The press has largely ignored Blaze’s caveat.  It doesn’t fit the anti-FBI narrative, which is that government access always creates new security holes. I don’t think it’s an accident that no one talks these days about what Matt Blaze actually found except to say that he discovered “security flaws” in Clipper.  This formulation allows the reader to (falsely) assume that Blaze’s research shows that government access always undermines security.

The success of this tactic is shown by the many journalists who have fallen prey to this false assumption.  Among the reporters fooled by this line Craig Timberg of the Washington Post,“The eventually failed amid political opposition but not before Blaze … discovered that the “Clipper Chip” produced by the NSA had crucial security flaws.
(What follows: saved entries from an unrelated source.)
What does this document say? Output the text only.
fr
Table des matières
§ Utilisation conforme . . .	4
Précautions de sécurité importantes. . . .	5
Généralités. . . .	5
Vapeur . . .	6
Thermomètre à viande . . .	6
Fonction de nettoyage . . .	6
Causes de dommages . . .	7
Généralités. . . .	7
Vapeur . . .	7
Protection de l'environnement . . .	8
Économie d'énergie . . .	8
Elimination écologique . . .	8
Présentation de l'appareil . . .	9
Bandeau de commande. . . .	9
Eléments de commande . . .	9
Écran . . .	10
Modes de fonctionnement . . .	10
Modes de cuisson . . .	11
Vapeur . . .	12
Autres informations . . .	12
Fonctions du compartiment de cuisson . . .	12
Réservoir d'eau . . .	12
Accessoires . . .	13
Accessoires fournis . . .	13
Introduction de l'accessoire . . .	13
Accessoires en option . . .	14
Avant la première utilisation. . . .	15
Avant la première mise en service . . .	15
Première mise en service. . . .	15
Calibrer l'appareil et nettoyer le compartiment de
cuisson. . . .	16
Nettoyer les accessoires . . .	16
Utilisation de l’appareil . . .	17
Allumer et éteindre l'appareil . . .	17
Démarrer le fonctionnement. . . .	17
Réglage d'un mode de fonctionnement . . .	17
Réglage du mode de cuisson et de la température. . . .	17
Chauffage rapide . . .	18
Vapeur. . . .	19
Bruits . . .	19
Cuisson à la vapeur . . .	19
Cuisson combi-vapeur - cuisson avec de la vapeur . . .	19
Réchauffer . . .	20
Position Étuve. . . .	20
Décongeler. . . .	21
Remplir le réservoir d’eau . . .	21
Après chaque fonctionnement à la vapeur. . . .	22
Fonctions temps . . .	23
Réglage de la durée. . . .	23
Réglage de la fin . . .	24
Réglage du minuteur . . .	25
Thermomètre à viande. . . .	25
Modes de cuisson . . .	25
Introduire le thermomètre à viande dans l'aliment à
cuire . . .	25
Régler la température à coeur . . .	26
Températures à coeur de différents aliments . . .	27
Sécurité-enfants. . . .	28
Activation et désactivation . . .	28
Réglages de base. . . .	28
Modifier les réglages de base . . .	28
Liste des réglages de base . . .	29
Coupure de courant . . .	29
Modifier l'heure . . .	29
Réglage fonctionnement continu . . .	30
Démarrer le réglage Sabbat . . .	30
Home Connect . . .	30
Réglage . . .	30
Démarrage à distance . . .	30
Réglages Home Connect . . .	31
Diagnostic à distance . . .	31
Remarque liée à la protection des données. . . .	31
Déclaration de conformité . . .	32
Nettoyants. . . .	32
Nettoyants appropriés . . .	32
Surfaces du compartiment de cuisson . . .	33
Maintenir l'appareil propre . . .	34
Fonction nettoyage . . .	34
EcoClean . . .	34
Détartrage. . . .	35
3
It turned out to be a back door that a skilled hacker could easily break through.” Also taken in was Nicole Perlroth of the New York Times: “The final blow [to Clipper]was the discovery by Matt Blaze… of a flaw in the system that would have allowed anyone with technical expertise to gain access to the key to Clipper-encrypted communications.”

To her credit, Nicole Perlroth tells me that the New York Times will issue a correction after a three-way Twitter exchange between me, her, and Matt Blaze. But the fact that the error has also cropped up in the Washington Post suggests a larger problem: Reporters are so sympathetic to one side of this debate that we simply cannot rely on them for a straight story on the security risks of government access.